Do you have a disability safety net?
By By David Compton / guest columnist
August 1, 2004
Say "insurance" to most people and auto, health, home and life are the variants that spring to mind. But what if an illness or accident were to deprive you of your income? Even a temporary setback could create havoc with your affairs.
Statistics show that your chances of being disabled for three months or longer during your working years are 3.5 times greater than your chances of dying during the same period.
Yet people with financial savvy often overlook disability insurance. Perhaps they feel amply covered through their job benefits. However, such coverage is woefully inadequate. Most individuals should consider disability insurance in their financial planning. To get the right coverage for you, take the following steps:
Scrutinize key policy terms. First, ask how "disability" is defined. Some policies use "any occupation" to determine if you are fit for work following an illness or accident. A better definition is "own occupation," whereby you receive benefits when you cannot perform the job you held at the time you became disabled.

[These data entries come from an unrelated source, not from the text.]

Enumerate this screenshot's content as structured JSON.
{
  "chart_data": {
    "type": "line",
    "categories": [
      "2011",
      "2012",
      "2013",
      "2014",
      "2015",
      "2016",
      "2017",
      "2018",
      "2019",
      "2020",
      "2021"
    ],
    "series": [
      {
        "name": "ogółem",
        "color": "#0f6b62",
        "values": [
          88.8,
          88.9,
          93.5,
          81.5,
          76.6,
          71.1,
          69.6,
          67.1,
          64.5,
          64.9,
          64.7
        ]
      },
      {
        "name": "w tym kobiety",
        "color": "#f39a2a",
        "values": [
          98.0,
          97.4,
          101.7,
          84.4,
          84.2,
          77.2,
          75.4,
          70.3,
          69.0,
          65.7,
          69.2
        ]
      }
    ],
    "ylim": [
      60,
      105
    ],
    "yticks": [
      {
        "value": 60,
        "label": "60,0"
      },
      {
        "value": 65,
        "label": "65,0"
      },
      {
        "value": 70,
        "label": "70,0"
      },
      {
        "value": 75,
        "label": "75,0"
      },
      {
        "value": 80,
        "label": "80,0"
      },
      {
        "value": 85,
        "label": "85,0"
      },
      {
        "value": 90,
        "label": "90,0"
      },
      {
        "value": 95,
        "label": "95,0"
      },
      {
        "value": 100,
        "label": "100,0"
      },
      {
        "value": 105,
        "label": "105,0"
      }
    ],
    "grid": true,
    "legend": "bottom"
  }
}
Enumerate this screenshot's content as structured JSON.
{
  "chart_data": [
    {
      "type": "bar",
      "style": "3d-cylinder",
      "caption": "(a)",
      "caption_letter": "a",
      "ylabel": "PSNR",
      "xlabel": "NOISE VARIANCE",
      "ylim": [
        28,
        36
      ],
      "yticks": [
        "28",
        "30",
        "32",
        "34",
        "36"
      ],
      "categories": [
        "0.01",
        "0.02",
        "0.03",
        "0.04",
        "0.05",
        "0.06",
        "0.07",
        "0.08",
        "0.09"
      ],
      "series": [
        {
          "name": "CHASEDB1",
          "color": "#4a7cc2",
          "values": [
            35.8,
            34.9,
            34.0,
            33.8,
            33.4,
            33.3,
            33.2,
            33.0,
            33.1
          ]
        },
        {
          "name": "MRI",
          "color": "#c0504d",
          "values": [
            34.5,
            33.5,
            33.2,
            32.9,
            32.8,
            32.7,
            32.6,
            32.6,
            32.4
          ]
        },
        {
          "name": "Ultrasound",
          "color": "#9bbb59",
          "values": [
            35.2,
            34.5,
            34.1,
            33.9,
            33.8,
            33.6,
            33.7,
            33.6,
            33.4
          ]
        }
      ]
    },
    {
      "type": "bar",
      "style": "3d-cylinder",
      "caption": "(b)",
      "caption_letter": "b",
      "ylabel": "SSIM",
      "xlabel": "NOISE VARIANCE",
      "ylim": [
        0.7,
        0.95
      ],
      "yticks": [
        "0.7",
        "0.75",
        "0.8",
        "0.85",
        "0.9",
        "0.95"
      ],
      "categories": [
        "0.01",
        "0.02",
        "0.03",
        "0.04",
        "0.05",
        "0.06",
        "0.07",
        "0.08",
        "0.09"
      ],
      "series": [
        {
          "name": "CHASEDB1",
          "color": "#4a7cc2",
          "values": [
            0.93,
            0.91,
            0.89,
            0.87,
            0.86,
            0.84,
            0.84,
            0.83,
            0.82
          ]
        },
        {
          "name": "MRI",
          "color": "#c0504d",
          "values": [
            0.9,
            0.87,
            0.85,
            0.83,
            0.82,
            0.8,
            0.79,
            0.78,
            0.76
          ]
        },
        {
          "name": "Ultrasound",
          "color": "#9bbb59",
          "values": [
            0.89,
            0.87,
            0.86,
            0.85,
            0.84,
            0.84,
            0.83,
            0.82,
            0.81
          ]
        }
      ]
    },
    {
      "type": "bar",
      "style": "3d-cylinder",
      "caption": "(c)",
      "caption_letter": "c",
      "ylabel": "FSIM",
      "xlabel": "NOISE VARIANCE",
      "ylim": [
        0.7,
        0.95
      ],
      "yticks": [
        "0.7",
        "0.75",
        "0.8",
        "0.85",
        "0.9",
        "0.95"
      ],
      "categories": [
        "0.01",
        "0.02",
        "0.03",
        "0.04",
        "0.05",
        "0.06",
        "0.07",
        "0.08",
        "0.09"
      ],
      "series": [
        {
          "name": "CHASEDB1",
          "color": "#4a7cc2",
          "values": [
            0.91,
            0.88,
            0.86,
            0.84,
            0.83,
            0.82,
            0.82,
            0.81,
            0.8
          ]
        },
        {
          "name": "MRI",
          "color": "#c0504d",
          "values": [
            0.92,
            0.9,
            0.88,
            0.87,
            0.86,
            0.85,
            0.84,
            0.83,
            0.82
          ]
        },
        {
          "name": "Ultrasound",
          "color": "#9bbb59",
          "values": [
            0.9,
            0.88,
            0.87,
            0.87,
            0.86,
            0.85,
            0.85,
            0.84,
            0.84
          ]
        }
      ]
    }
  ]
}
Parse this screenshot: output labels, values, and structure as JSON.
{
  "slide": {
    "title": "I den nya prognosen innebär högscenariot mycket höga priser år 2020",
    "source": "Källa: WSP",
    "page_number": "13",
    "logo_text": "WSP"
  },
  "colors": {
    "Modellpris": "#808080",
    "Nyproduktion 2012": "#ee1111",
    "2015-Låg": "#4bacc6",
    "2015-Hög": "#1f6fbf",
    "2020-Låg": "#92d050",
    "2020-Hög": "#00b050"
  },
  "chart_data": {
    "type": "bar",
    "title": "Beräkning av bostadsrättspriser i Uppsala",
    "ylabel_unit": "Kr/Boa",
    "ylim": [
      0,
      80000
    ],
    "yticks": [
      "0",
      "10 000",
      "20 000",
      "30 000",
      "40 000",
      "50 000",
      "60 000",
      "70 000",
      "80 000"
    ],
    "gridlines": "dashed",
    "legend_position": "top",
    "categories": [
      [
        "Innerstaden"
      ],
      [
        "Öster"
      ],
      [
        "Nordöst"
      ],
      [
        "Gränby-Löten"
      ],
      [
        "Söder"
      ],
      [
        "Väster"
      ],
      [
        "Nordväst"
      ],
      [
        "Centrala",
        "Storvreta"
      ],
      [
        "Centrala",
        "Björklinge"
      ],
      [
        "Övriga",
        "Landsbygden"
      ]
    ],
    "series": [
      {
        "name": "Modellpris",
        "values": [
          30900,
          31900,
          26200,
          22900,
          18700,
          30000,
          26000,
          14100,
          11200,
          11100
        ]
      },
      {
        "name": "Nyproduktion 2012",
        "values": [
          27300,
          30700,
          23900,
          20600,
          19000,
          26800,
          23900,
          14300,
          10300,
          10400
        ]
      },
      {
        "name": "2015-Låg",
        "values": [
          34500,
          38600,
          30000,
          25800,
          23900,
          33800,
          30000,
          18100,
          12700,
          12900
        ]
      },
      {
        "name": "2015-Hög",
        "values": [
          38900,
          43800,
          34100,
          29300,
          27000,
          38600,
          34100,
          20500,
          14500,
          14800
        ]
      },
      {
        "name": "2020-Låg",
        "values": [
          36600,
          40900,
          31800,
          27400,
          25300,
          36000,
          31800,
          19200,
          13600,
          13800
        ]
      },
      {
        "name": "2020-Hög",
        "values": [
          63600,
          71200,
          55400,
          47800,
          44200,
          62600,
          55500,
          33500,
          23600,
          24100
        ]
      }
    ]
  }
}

Check the benefit period. Ideally, your policy should cover your disability until age 65, when you'll be covered by Medicare and Social Security.
Determine how much coverage you need. Tally the after-tax income you'll have from all sources during a period of disability, and subtract this sum from your minimum needs.
Decide what you can afford. Disability insurance is not inexpensive. Plan to forgo riders and options which boost premiums significantly. If your budget won't support the ideal benefit payment, consider lengthening the elimination period. (Check to see if your accumulated sick leave, savings, etc., will carry you until the benefits kick in.)
David Compton is a certified public accountant with offices in Meridian and Birmingham, Ala.